I think it is a situational thing- each member of the healthcare team must be evaluating the patient and response to treatment on a continual basis with realistic expectations and have frank open discussions to ensure the families understand exactly what is going on. Unfortunately, often these families don't understand half what we tell them, and the half they do understand, they still don't grasp the overall picture of how sick their family member is. I think in these situations, we still have a long way to go with effective communication.
BackPackerRN
12 Posts
All you can do is talk with the family about what the patient would have wanted. The family needs to ultimately make the discision, they are the ones who have to live with that choice. You shouldn't urge the family to withdraw. You need to present them with the facts and options and let them make the choice. Our hospital actually has a pallative care team that has doctors who will review the case and sit down with the family and talk through all the issues. They then also address the issues of comfort during the withdrawal time and make sure we have plenty of pain medication available to keep the patient comfortable. Anyway you look at it, it is not easy.
RYNOBLASTER30
51 Posts
One important thing we often forget is that these families need to feel that they've given their loved one the best chance at a recovery. It is often hard to give these families at straight answer on prognosis, length of recovery, quality of life if they do live through a period of being sick in the ICU. I personally can't tell you how many I have seen in my few years in the unit and thought they would never make it out of the unit much less the hospital, and they make a full recovery. Granted, the chronic long termers usually don't fare so well, but you never know.

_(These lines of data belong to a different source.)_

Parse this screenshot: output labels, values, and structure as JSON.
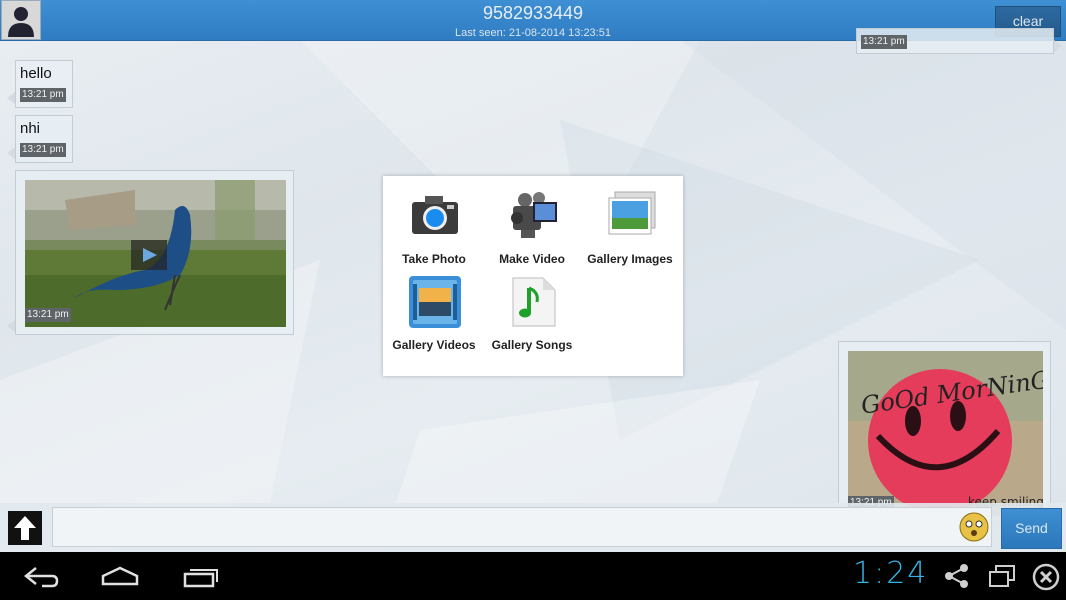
{
  "header": {
    "title": "9582933449",
    "subtitle": "Last seen: 21-08-2014 13:23:51",
    "clear_label": "clear"
  },
  "messages": [
    {
      "text": "hello",
      "time": "13:21 pm",
      "side": "left"
    },
    {
      "text": "nhi",
      "time": "13:21 pm",
      "side": "left"
    },
    {
      "type": "video",
      "time": "13:21 pm",
      "side": "left"
    },
    {
      "type": "image",
      "time": "13:21 pm",
      "side": "right",
      "caption_top": "GoOd MorNinG",
      "caption_bottom": "keep smiling"
    },
    {
      "type": "partial",
      "time": "13:21 pm",
      "side": "right"
    }
  ],
  "dialog": {
    "options": [
      {
        "label": "Take Photo",
        "icon": "camera-icon"
      },
      {
        "label": "Make Video",
        "icon": "video-camera-icon"
      },
      {
        "label": "Gallery Images",
        "icon": "gallery-images-icon"
      },
      {
        "label": "Gallery Videos",
        "icon": "gallery-videos-icon"
      },
      {
        "label": "Gallery Songs",
        "icon": "music-note-icon"
      }
    ]
  },
  "composer": {
    "placeholder": "",
    "send_label": "Send"
  },
  "system": {
    "clock": "1:24",
    "accent": "#33b5e5"
  }
}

I know the families often feel torn between wanting to do what the patient wants, but also not wanting to give up. Nothing would be harder than letting your mom/dad/grandparent go and wondering if you would have continued with treatment if somehow they could have made it. Now, all that said, I also think we come to a point when enough is enough. I understand the families that choose to keep going with treatment when there is a feasible chance of recovery, but I have a harder time understanding those who come in with multiple admissions for end stage COPD, fibrotic lungs, chronic CHF with no heart left and the families refuse to recognize they are prolonging the inevitable and making their loved one continue to suffer because they can't let go. I think it is a situational thing- each member of the healthcare team must be evaluating the patient and response to treatment on a continual basis with realistic expectations and have frank open discussions to ensure the families understand exactly what is going on. Unfortunately, often these families don't understand half what we tell them, and the half they do understand, they still don't grasp the overall picture of how sick their family member is. I think in these situations, we still have a long way to go with effective communication.
:monkeydance: Effectie communication should first begin with the physician whether that be in the ER, ICU, M/S, or Tele. There are to few physicians out there that are honest with the patients and their families. I observe lying on a regular basis. These families buy into it because they are ill informed and don't know any better. Hard for an honest RN to come along after a lying M.D. has already given family false hope. What to do?